Nocturnes littéraires du Var, Saint Tropez, août 2014

Née à Lyon en 1975, rien ne me destinait à l'écriture...

Si mes parents étaient tous deux enseignants en linguistique, j'ai fait très tôt le choix d'une carrière scientifique. Devenue médecin, je me suis installée en 2003 comme médecin généraliste, dans un petit village de l'Ouest lyonnais. Dans cette jolie région rurale, j'ai exercé au sein de deux cabinets médicaux différents pendant un peu plus de onze années, avant de changer de vie.

Depuis 2014, je vis en Suisse avec mon mari et mes deux enfants. J'exerce toujours la médecine, mais cette fois aux urgences, à l'hôpital de Pourtalès, à Neuchâtel. Un nouveau défi dans lequel je m'épanouis totalement, moi qui ai longtemps hésité entre le métier de médecin de famille et une carrière au Samu...
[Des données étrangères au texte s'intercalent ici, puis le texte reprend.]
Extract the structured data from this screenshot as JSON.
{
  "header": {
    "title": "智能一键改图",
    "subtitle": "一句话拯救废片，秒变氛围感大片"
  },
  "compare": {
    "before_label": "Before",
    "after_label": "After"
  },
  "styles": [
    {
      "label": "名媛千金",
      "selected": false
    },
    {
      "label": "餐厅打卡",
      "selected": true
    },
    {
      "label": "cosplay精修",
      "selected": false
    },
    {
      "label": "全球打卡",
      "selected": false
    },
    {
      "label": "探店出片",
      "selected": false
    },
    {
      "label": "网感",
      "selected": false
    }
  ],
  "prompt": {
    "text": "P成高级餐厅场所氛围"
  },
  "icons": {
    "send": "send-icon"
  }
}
Et l'écriture, dans tout ça ?

Depuis l'adolescence, je n'ai jamais cessé d'écrire. On dit que beaucoup de soignants ont ce besoin, un exutoire peut-être, d'oublier dans la pratique artistique les difficultés d'un métier souvent psychologiquement éprouvant. Je ne sais pas si c'est mon cas, mais il est vrai que j'ai toujours puisé dans l'écriture une profonde sérénité.

Au début, comme beaucoup d'auteurs en herbe je pense, je me suis essayée à raconter de petites histoires, des nouvelles ou des romans très courts. Bien sûr, tout cela était encore très confidentiel et je n'écrivais que pour moi. Ce n'est que bien des années après, alors que j'étais interne au Samu de Lyon, que j'ai terminé mon premier roman, inspiré de mon expérience d'urgentiste au sein de ce service unique en son genre. Basée sur des faits réels, chaque histoire était l'occasion de mettre en scène mon quotidien professionnel, au fil des interventions de mon héros, médecin urgentiste.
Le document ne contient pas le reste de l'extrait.